Updated: Jan 16, 2019
Sensory play is play and exploration that uses and stimulates a child’s senses; sight, hearing, touch, taste and smell as well as movement and balance.
Children are naturally drawn to sensory experiences and as toddlers it is their main way to discover and make sense of the world hence why they want to touch everything and put everything in their mouth. Everyone, including adults, is able to better learn and retain information when their senses are engaged. While sensory experiences are particularly beneficial to children with autism or sensory disorders, it should not be said that these are the only children who can benefit from such experiences. The fact is all children need help learning how to use their senses
It is widely agreed by experts that opportunities for sensory play provide children with many benefits:
Sensory play builds nerve connections in the brain’s pathway and aids the development of memory function which aids a child’s ability to complete more complex learning tasks.
Sensory play supports cognitive growth; enhancing their thought process, understanding and reasoning. Children are able to begin to understand new concepts through the manipulation of new materials.
Sensory play encourages language development and social interaction as children discover vocabulary to describe all the new textures, shapes, smells and sounds.
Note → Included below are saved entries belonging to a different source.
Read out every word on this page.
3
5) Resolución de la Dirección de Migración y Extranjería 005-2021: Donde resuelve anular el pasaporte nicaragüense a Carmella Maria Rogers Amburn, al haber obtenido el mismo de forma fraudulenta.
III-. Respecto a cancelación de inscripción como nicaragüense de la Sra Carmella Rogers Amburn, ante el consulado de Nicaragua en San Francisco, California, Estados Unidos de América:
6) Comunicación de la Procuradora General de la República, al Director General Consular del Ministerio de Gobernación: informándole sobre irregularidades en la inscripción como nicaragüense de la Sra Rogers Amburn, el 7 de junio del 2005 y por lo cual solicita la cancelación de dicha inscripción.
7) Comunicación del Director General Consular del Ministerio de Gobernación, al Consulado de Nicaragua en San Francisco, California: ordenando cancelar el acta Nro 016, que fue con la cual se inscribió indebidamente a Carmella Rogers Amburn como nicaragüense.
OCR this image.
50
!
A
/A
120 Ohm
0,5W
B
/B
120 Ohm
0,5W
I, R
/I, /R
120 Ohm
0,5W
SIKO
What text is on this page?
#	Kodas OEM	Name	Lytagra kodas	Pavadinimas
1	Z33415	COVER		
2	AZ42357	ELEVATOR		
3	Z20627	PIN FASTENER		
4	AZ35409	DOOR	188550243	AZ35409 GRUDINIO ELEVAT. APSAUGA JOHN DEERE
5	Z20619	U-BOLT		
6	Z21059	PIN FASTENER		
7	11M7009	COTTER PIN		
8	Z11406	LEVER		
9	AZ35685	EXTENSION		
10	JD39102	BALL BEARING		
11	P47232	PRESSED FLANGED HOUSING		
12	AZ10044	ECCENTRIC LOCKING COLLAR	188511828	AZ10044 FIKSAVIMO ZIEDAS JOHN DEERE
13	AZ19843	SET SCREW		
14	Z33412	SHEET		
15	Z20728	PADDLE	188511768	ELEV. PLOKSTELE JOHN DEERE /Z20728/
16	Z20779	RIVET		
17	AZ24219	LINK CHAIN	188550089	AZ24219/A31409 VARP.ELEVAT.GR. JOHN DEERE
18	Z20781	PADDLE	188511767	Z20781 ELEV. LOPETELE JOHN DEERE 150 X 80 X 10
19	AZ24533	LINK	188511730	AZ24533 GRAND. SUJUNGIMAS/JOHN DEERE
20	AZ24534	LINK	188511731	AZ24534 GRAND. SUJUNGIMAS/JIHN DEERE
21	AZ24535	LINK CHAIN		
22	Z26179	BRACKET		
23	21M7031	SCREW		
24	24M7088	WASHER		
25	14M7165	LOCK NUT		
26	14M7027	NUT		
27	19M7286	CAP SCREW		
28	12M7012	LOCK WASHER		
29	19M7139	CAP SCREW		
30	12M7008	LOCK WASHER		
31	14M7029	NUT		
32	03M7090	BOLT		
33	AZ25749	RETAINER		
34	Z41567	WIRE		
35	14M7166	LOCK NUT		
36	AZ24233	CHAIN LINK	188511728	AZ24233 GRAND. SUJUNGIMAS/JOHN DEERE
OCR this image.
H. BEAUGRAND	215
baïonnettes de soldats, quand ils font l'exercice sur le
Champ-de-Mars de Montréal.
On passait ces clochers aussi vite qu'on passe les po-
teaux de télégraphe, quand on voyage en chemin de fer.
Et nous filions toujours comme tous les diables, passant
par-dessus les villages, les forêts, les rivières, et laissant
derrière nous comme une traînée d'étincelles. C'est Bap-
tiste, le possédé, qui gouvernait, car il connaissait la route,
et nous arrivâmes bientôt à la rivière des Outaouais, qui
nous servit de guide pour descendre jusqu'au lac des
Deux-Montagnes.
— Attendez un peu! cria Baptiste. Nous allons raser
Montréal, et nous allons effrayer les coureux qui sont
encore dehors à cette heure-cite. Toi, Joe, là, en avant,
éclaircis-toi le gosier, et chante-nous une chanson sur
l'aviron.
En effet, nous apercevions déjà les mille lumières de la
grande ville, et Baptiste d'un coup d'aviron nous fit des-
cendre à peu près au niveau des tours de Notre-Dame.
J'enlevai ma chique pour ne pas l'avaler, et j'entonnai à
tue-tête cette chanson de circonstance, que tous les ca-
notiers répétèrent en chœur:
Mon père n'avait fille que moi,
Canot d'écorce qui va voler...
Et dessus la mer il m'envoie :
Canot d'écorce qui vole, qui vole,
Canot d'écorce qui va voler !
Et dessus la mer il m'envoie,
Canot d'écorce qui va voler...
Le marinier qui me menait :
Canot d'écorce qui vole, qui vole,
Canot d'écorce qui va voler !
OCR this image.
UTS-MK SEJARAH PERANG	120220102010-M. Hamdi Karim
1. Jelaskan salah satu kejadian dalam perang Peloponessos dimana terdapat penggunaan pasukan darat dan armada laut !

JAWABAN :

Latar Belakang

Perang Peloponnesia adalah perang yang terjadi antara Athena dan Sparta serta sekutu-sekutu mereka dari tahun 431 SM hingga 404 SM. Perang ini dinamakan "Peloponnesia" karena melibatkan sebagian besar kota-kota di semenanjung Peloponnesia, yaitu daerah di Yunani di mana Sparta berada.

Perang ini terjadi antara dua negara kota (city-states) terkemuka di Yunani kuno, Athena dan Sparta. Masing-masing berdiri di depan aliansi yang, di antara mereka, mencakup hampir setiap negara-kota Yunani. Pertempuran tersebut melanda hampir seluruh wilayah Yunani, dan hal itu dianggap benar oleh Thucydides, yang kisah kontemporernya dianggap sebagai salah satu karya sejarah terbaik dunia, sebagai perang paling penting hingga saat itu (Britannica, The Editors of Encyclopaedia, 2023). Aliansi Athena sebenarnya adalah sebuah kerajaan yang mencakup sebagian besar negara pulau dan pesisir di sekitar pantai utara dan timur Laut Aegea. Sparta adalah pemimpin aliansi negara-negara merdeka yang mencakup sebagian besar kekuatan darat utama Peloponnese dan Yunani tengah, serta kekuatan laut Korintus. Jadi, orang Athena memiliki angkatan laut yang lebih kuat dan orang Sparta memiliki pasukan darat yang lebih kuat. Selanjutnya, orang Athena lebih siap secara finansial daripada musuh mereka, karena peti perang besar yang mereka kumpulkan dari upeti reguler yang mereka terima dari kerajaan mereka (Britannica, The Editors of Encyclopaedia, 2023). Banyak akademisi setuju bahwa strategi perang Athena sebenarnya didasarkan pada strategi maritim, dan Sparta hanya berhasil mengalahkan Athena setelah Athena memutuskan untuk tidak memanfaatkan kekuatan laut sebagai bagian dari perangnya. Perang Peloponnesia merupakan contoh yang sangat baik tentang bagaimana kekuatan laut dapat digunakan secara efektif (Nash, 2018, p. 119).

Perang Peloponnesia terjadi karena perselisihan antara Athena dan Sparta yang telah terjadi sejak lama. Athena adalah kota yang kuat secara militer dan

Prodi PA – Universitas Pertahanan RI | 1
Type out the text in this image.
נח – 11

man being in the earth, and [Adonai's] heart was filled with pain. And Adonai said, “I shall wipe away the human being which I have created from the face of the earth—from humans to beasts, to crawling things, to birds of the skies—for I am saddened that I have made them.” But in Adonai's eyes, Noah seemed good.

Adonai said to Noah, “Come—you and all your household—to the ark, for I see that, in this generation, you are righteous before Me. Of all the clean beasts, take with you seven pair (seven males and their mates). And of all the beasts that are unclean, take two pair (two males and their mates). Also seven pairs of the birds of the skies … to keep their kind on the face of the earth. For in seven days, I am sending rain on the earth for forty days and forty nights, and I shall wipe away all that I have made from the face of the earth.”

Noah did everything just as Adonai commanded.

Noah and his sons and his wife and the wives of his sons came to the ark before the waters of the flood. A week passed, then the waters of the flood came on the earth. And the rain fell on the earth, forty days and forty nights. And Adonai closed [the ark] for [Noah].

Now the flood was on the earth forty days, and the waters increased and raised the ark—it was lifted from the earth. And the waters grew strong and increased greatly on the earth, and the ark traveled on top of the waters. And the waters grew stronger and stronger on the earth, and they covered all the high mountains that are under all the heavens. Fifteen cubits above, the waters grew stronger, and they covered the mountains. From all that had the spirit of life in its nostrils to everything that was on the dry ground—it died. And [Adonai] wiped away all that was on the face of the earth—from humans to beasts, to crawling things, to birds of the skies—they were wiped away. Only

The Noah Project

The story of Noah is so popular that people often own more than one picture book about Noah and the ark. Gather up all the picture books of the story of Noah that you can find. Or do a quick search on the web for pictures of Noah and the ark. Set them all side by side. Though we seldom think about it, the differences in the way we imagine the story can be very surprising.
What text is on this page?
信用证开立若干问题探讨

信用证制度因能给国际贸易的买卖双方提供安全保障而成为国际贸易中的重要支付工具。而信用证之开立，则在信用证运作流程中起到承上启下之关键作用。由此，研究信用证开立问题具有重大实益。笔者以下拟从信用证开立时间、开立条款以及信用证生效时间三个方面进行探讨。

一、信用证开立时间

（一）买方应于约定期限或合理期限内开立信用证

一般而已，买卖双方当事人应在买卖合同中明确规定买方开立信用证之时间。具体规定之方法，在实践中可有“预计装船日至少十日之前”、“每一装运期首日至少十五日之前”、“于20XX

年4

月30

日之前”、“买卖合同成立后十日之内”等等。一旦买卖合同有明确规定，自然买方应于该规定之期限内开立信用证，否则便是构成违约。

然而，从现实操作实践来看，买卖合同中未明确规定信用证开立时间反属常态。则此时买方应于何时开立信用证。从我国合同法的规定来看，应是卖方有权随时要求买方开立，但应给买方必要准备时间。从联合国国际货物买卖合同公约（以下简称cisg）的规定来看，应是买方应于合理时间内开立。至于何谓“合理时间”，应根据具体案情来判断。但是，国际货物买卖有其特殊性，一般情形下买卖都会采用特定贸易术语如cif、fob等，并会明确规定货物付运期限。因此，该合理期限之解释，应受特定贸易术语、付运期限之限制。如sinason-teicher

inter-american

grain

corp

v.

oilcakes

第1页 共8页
They may also learn to converse effectively with their playmates.
Sensory play can improve gross motor skills as children squeeze, pull, push and throw different objects.
Sensory play can develop problem solving skills as children try to find solutions to different problems they come across while experimenting with different objects, for example building, sorting, threading and manipulating.
Sensory play is very effective in calming angry, anxious, upset and frustrated children, something that I have witnessed regularly working in a nurture group.
Sensory play helps children to learn and distinguish between important sensory attributes e.g. hot/cold, wet/dry
Apart from all this it is also great fun!